I decided against the s00pergeniushood option because it’d be like a remake of Flowers for Algernon, except that after the five years instead of being dead I’d just be really really depressed by my inability to comprehend the stuff I did when I was smarter.

So I was going to choose fast healing when I noticed something extremely important, a factor which must be accounted for before I vote:

There are cinnamon buns? Tell me there are warm cinnamon buns. Because I would totally choose those.

Mmmm…cinnamon buns…

Fast healing, as I already have the other.

Fast healing. At my present level of intelligence, most people already bore me.

Intellect, no question - the super-healing would only really be attractive if permanent or if the effects were time-limited in a different way (say, like a cat’s nine lives) but as it stands, it’s only a temporary effect, whereas the skills I could pick up in 5 years - languages, crafts, sciences, musical instruments, lockpicking, magic tricks - even back to my normal imperfect recall, that has to be worth it.

No, you don’t. At the end of the five years you lose the ability to heal ultra-fast, but whatever improvements were made to your body in the meantime remain.

Easy. Healing. Intelligence is nice, but it has downsides at the extremes. And such intelligence would be useless if I’m still tired all the time.

It does? Such as?

Normally I’d go with fast-healing, but because you said the effects only last five years, I’m gonna go with hyper intellect. That way I’d presumably found a way to make myself rich and I can live comfortably after the five years are up.

I choose intelligence, because I’m 27 and probably won’t need to quickly recover from something debilitating in the next 5 years, and I could probably make a lot of money with the intelligence and set me up for life.

Quick healing would be a huge boon for anyone who wanted to be an athlete. You would be able to train much harder than even the heaviest steroid users. But how far would that get you? Most of the money making sports involve ball handling skills that fast healing wouldn’t help you much to achieve. You could quickly become very strong or very fast, but would your genes keep you from becoming very successful in strength sports or high intensity racing sports? If so, you probably won’t make much money from this.

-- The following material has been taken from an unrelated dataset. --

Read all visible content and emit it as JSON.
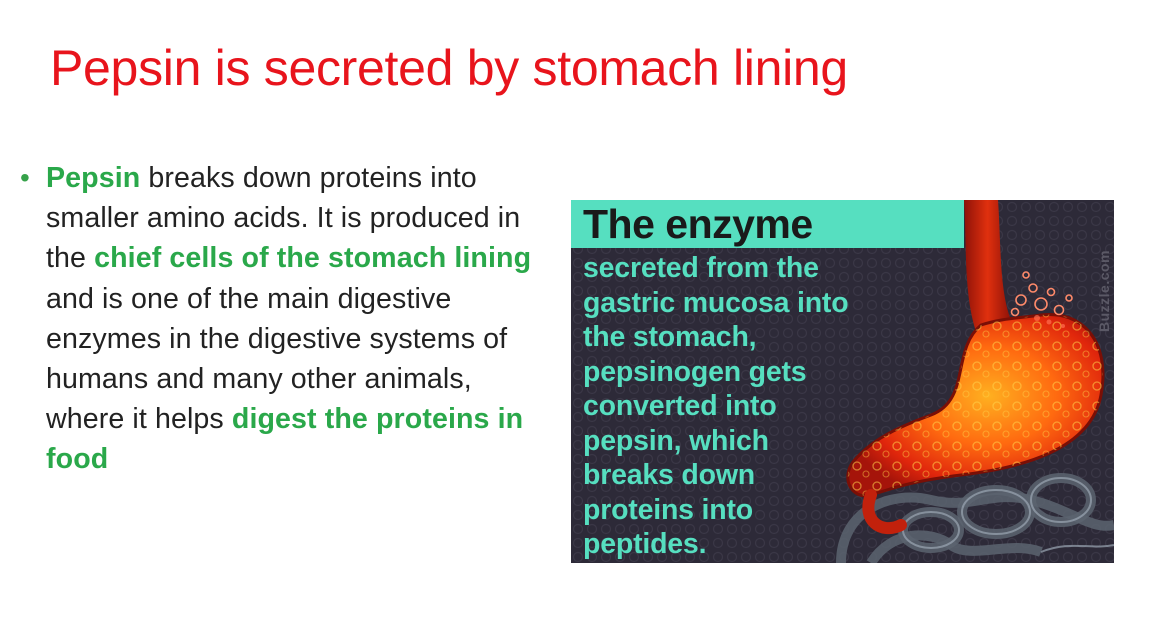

On the other hand, fast healing might help you in endurance events. As with other sports, training much harder than any of your competitors will give you an advantage. But endurance races do damage to your body as your go through them, and if you heal a hundred times faster than anyone else you might be able to dominate. Maybe spend 1 year training and 4 years winning and amassing endorsements, you could make some pretty good money.

The downsides of the left side of the intelligence bell curve are obvious, I think.

The downsides of the right side are likely to be social. And I’m not necessarily talking about other people not accepting or understanding the hyper-genius; the hyper-genius can likely fake being dumber than she is. But the HG is also likely to feel alienated regardless of the way other people act, because from her point of view everyone else is extremely slow. The world becomes much more frustrating. What if most conversations feel like a normal person talking to a person with mental retardation? I foresee a lot of new hyper-geniuses becoming short-tempered and unhappy because they have no one around them to interact with in a fulfilling matter (except for purely physical interactions).

And, as I’ve already written, the let-down at the end of the five years is going to be much worse for the ex-Brainiacs than for the ex-Wolverines.